I successfully built-up Linux version of QT application, but I simply can not run application when build on
Windows platform.

I always get error:

The application was unable to start correctly (0xc0000005). Click OK
to close the application.

Application includes QWT and QWTPolar and I also built-up examples, which comes together. The QWT examples
are running OK, but QWTPolar examples are reporting the same error like my application.

I am using QT 4.8.1, mingw (gcc 4.4.0), QWT 6.0.1 and QWTPolar 1.0.0.

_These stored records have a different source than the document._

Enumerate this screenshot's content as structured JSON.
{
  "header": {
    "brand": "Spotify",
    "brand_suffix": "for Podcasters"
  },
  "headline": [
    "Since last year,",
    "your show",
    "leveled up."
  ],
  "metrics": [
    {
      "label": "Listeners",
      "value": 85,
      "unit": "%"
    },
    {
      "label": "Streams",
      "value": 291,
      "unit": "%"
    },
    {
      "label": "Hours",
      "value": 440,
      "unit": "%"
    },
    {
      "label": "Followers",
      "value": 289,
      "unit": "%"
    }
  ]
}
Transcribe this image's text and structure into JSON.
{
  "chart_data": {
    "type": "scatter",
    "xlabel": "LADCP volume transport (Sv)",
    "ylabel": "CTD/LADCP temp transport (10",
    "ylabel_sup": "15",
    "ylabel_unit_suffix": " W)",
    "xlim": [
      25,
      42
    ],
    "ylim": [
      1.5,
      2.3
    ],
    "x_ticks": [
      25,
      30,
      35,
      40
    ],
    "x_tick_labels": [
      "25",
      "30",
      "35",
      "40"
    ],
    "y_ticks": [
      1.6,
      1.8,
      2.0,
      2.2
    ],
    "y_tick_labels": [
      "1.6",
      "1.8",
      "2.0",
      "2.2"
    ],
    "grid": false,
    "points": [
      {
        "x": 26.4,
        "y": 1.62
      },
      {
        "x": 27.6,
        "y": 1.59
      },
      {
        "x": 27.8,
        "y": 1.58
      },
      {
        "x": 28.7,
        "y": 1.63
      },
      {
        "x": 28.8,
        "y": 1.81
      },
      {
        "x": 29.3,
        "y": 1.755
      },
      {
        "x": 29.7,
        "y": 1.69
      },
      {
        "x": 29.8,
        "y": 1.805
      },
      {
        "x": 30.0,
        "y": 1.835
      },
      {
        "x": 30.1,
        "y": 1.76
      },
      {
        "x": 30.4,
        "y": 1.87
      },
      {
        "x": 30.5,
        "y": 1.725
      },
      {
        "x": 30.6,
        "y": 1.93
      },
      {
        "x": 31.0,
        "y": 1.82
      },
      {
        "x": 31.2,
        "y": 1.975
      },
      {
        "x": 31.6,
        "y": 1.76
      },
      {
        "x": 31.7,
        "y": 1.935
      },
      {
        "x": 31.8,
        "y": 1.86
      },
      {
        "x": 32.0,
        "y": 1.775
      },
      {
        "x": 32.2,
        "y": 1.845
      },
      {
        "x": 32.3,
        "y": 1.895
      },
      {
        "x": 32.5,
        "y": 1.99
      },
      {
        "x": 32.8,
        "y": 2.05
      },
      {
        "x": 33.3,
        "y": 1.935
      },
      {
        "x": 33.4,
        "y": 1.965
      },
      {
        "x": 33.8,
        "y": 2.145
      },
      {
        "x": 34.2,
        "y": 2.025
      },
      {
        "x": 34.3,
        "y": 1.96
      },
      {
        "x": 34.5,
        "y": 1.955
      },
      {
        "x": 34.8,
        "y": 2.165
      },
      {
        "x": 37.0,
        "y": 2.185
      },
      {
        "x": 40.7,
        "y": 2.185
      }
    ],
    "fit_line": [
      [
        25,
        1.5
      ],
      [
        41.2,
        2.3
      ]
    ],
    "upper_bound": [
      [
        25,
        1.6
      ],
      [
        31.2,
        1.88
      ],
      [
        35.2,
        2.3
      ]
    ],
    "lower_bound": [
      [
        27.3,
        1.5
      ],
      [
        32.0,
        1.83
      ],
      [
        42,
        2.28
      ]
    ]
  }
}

When building QWTPolar I always get an error during build if I downloaded sources in zip file. If I get it from SVN
the QWTPolar built-up OK, except of some warnings like:

compiling plot.cpp
In file included from ..\..\..\Qwt-6.0.1\include/qwt_raster_data.h:14,
from plot.cpp:5:
..\..\..\Qwt-6.0.1\include/qwt_interval.h:270: warning: 'bool QwtInterval::isVal
id() const' redeclared without dllimport attribute after being referenced with dll linkage

and

c:/mingw/bin/../lib/gcc/mingw32/4.4.0/../../../../mingw32/bin/ld.exe: warning: auto-importing
has been activated without --enable-auto-import specified on the command line.
This should work unless it involves constant data structures referencing symbols
from auto-imported DLLs.

Thanks and best regards

d_stranz
22nd April 2012, 00:30
You should be posting Qwt related questions in the Qwt sub-forum here.


0xc0000005

This error occurs because you are trying to use a null, uninitialized, or otherwise bad pointer. It is due to an error in your code somewhere.



compiling plot.cpp
In file included from ..\..\..\Qwt-6.0.1\include/qwt_raster_data.h:14,
from plot.cpp:5:
..\..\..\Qwt-6.0.1\include/qwt_interval.h:270: warning: 'bool QwtInterval::isValid() const' redeclared without dllimport attribute after being referenced with dll linkage


This is a known warning, and the solution was recently found and posted to the Qwt mailing list. It has to do with isValid() being used in a method before it has been defined inline, because the compiler has already created a non-inline reference to the method. It will be fixed in a future release of Qwt but can be safely ignored for now. The fix is basically to rearrange the order that the methods are declared so that isValid() is defined before it is used.